Rare Mola Mola Fish Spotted In The Puget Sound Caps Off Bizarre String Of Fish Sightings

Mola Mola sunfish

iStockphoto / AlexGoldblum


A rare Mola Mola fish was spotted swimming in Seattle’s Puget Sound by a man named Jonah Zimmerman.

The Mola Mola, or Ocean Sunfish, is a particularly odd-looking fish to see from above. It’s top fin occasionally pops out of the water and to the unaware they might think it’s a shark, in the same way that manta rays are often mistaken for sharks by people who don’t know what they are looking at.

This Mola Mola sighting caps off a weird few weeks of fish sightings in Washington. In the Puget Sound, a bluefin tuna was found washed up on a beach fully intact and not deteriorating yet.

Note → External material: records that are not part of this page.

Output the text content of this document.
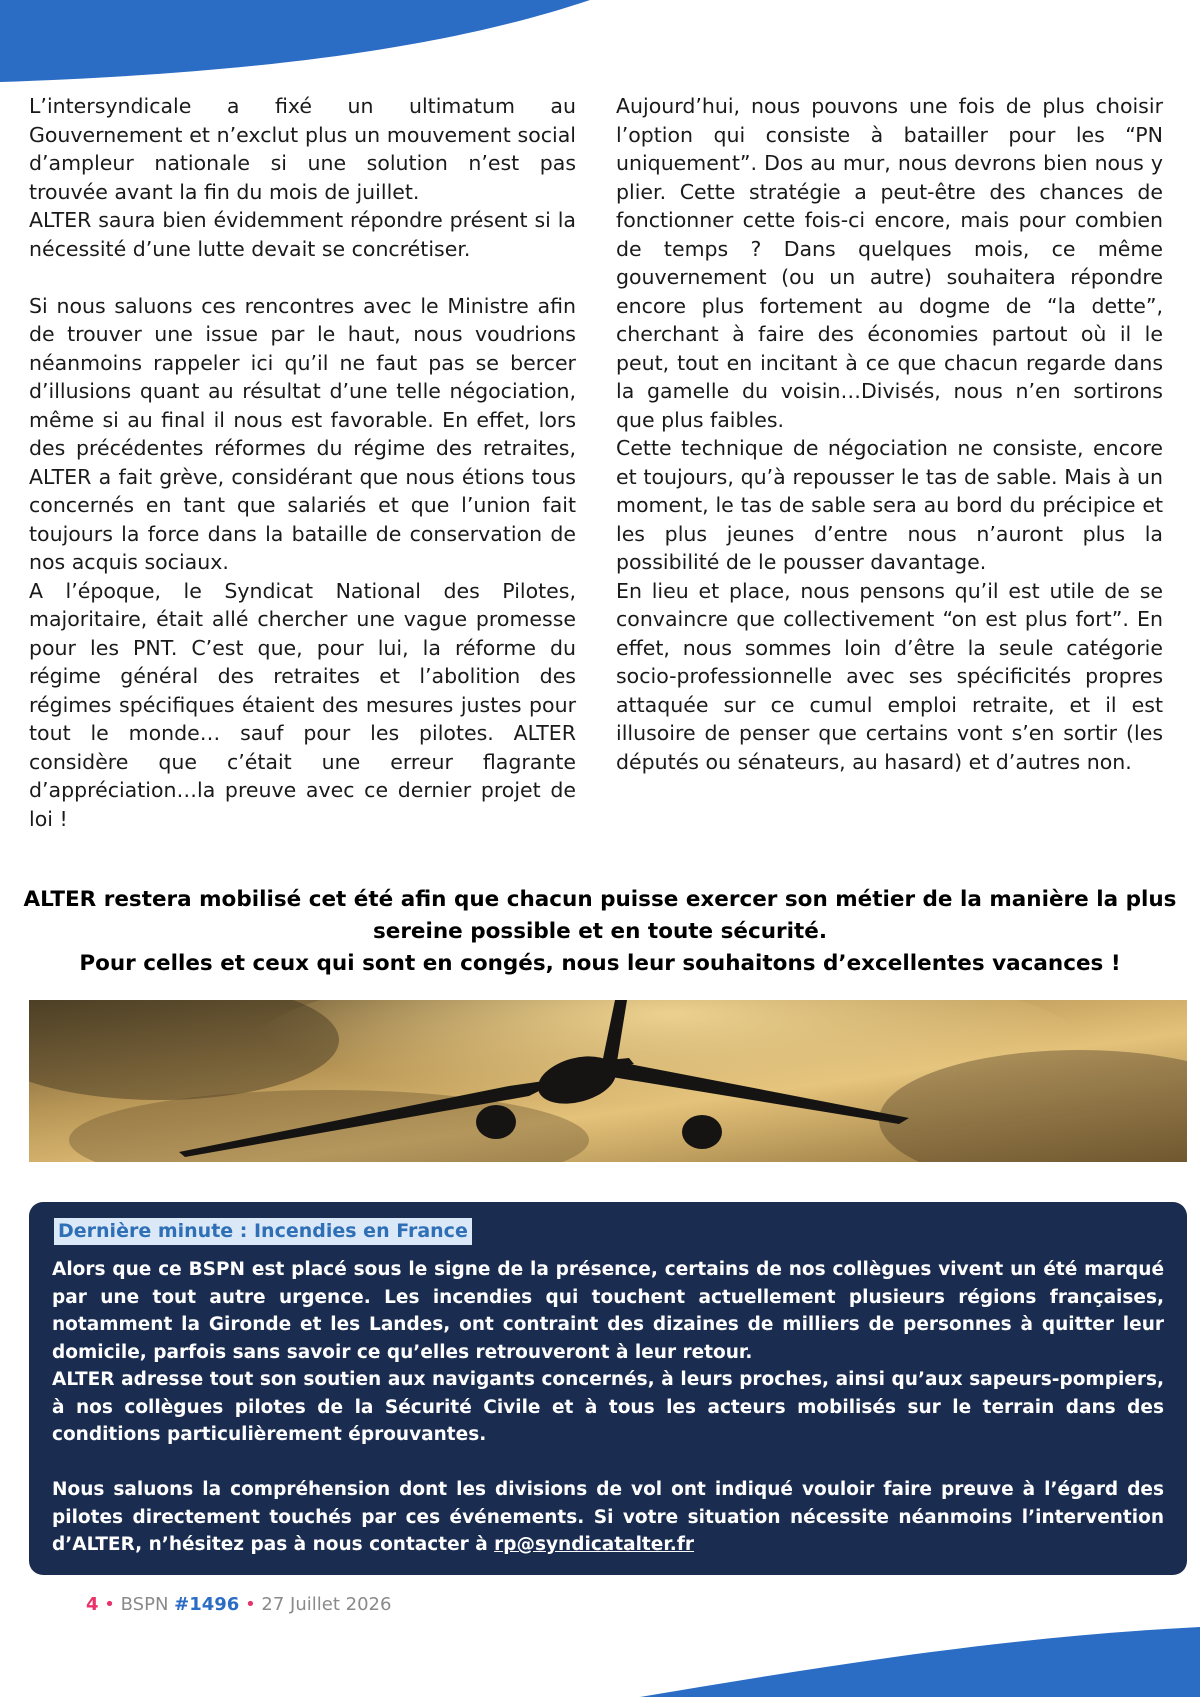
L’intersyndicale a fixé un ultimatum au Gouvernement et n’exclut plus un mouvement social d’ampleur nationale si une solution n’est pas trouvée avant la fin du mois de juillet.

ALTER saura bien évidemment répondre présent si la nécessité d’une lutte devait se concrétiser.

Si nous saluons ces rencontres avec le Ministre afin de trouver une issue par le haut, nous voudrions néanmoins rappeler ici qu’il ne faut pas se bercer d’illusions quant au résultat d’une telle négociation, même si au final il nous est favorable. En effet, lors des précédentes réformes du régime des retraites, ALTER a fait grève, considérant que nous étions tous concernés en tant que salariés et que l’union fait toujours la force dans la bataille de conservation de nos acquis sociaux.

A l’époque, le Syndicat National des Pilotes, majoritaire, était allé chercher une vague promesse pour les PNT. C’est que, pour lui, la réforme du régime général des retraites et l’abolition des régimes spécifiques étaient des mesures justes pour tout le monde… sauf pour les pilotes. ALTER considère que c’était une erreur flagrante d’appréciation…la preuve avec ce dernier projet de loi !

Aujourd’hui, nous pouvons une fois de plus choisir l’option qui consiste à batailler pour les “PN uniquement”. Dos au mur, nous devrons bien nous y plier. Cette stratégie a peut-être des chances de fonctionner cette fois-ci encore, mais pour combien de temps ? Dans quelques mois, ce même gouvernement (ou un autre) souhaitera répondre encore plus fortement au dogme de “la dette”, cherchant à faire des économies partout où il le peut, tout en incitant à ce que chacun regarde dans la gamelle du voisin…Divisés, nous n’en sortirons que plus faibles.

Cette technique de négociation ne consiste, encore et toujours, qu’à repousser le tas de sable. Mais à un moment, le tas de sable sera au bord du précipice et les plus jeunes d’entre nous n’auront plus la possibilité de le pousser davantage.

En lieu et place, nous pensons qu’il est utile de se convaincre que collectivement “on est plus fort”. En effet, nous sommes loin d’être la seule catégorie socio-professionnelle avec ses spécificités propres attaquée sur ce cumul emploi retraite, et il est illusoire de penser que certains vont s’en sortir (les députés ou sénateurs, au hasard) et d’autres non.

ALTER restera mobilisé cet été afin que chacun puisse exercer son métier de la manière la plus sereine possible et en toute sécurité.

Pour celles et ceux qui sont en congés, nous leur souhaitons d’excellentes vacances !

Dernière minute : Incendies en France

Alors que ce BSPN est placé sous le signe de la présence, certains de nos collègues vivent un été marqué par une tout autre urgence. Les incendies qui touchent actuellement plusieurs régions françaises, notamment la Gironde et les Landes, ont contraint des dizaines de milliers de personnes à quitter leur domicile, parfois sans savoir ce qu’elles retrouveront à leur retour.

ALTER adresse tout son soutien aux navigants concernés, à leurs proches, ainsi qu’aux sapeurs-pompiers, à nos collègues pilotes de la Sécurité Civile et à tous les acteurs mobilisés sur le terrain dans des conditions particulièrement éprouvantes.

Nous saluons la compréhension dont les divisions de vol ont indiqué vouloir faire preuve à l’égard des pilotes directement touchés par ces événements. Si votre situation nécessite néanmoins l’intervention d’ALTER, n’hésitez pas à nous contacter à rp@syndicatalter.fr

4 • BSPN #1496 • 27 Juillet 2026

Bluefin tuna are at least a cold water fish so this makes sense in my head, despite it getting lost in the sound when it should be out at sea. What doesn’t really compute in my brain is how an angler just caught a Washington state record Mahi-Mahi, a 21-pound fish caught in Southwest Washington according to Sage Marshall of Field & Stream.

Mahi-mahi, also known as dolphin or dorado, are a pelagic fish found all over the globe but their preferred water temperature is 82 degrees. They can be found in water as cold as 68 but they prefer warm, tropical oceans.

For a 21-pounder to be caught in Southwest Washington blows my mind. It is a new state record:

This Summer’s strong El Niño seems to have flipped the fishing world upside down. The Pacific Coast’s massive marine heatwave can certainly be thanked for the Mahi-Mahi in Southern Washington.

But that doesn’t explain a tarpon being caught across the country in Cape Cod, over a thousand miles north of Florida… It’s been a weird Summer indeed.